17 October 2016
Blurring the lines.
When you wear a lot of hats, there's a good possibility that you're going to show up to the wrong party in the wrong hat. Chronic fish out of wateritis. It's taken me an unspeakable number of years to decide that it's not that big of a deal. I just wear the wrong hat and roll with it.
Is that just a few steps from wearing jammie bottoms and crocs to the market? Even if it's just the market across the street, where the Korean guy behind the counter never even looks up from the Korean soap opera on his tiny tv? If he doesn't look up, am I even wearing them?
This used to feel mortifying. I could never figure out what hat I was supposed to wear. So at the barn, I felt dumb in an artist hat. But not so dumb in the dog hat. At the dog show, weird to wear a horse hat. But the art hat could look pretty ok. Wife hat? Friend hat? Would a carny wear that to a bar? Horse hat at the art, just so wrong.
And god forbid at an art thing, wear a dog hat. Even though, isn't that festival wear, to dress up like a spirit animal? Pelts and such. It's a hat though, not as simple as just toting around an underarm dog. And the designer hat, really a jaunty cap, does it make the art hat look bigger or does it just make my ass look fat?
Sometimes throwing hats on and off at a run, in the car, on a flight of stairs, reaching up and realizing, yeah, wrong hat. Needing to improvise. Knowing that probably, my hat's a little bit unraveled and has visible puckered seams. Nothing to do but roll on.
I had this phase for a while, before we slunk out into the woods, I went camo. I had camo pants, actually they were skinny jeans with moto detailing that I got at a red lined super discount sale at the gap. So weird zippers in an unflattering spot. Even trying to wear camo in the bush, I ended up with the wrong kind. But they did have stretch. I so much needed to blend, so that if found out, I could just fade back into the brush and vanish, just like that.
I was building a giant map, so I took a notebook and document almost every step I took. A project now on hold. I had a compass. Was that a cartographer hat? Woodsman? Artist? I think I have a camo beanie around here somewhere, that I tucked my hair up into, I guess I looked more like a tree that way. This look was useful though, for when I was painting out there, needing to move fast and be undercover, I really could just fade into the bush, and then run.
It was satisfying to know, I did belong there. Claimed the forest as my own. Like when I pull on my boots when I walk into the barn. I've always done this. Walk in and put on my boots, right then and there. I own those steps. I take them off just before I shut of the lights to go home.

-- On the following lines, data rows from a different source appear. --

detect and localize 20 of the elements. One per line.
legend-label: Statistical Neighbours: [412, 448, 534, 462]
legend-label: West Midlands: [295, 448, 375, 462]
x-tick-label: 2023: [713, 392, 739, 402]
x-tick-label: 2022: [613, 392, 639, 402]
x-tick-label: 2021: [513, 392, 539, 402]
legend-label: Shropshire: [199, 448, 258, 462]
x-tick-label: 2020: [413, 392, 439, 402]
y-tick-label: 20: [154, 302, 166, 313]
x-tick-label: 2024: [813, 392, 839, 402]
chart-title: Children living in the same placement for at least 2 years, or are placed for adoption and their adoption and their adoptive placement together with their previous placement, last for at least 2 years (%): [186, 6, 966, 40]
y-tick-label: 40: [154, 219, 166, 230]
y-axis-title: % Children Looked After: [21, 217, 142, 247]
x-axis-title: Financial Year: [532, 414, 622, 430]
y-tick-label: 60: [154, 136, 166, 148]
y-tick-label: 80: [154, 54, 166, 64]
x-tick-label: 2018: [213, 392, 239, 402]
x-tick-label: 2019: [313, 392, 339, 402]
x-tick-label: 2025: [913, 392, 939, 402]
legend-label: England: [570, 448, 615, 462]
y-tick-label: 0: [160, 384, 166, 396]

I put on my waterproof, super nubby sneakers just as often now, to keep my socks dry and keep me standing when I'm sprinting to the next position. Showing Banksy the correct arm matched up with correct shoulders. And sometimes they let Gooey go in the tunnel.
Lately I'm getting better at blurring the lines. And not being so worried about the wrong hat. Maybe it's my glasses. I think I need another pair again. Everything looks soft, I want to hit it with an unsharp mask. Twice. My favorite food used to be Swanson TV dinner. Salisbury steak or turkey and gravy in the large foil compartment. Cobbler up top. Peas and carrots to the side, and mashed potatoes, covered with a papery film, to the left. Nothing could touch nothing else. So lovely and so orderly, entirely predictable. There was zero blur. Every compartment a unique color, texture, and chemical, packed lovingly by a robot into a shallow disposable tray.
Right now, the dog blurs into the horse blurs into the design blurs into the art blurs into the house blurs into the forest blurs into the blog. Nothing's really getting done. My house is a mess, and I can't find the pink slip to my car. The blur means the floor can be dirty though, dirt doesn't show up so good. Time's just moving too fast to take care of all the things. There's money to be made, dogs to play with, people to see.
So, oh, hi! I haven't forgotten you. I think about you all the time. My thinkers are stuck on being a little blurry. We're here and we're doing our best. If I don't always get a hat on, at least I wad a headband up there into the hair nest and pretend it's a good hat. The right one. Maybe the wrong one. Maybe a blurry one.
I hope it doesn't make my skull look like my hairline's receding. Goes along with the jammies and the crocs.
It will get wet, because it's raining and we'll at least walk one loop in the woods. Til then, good night.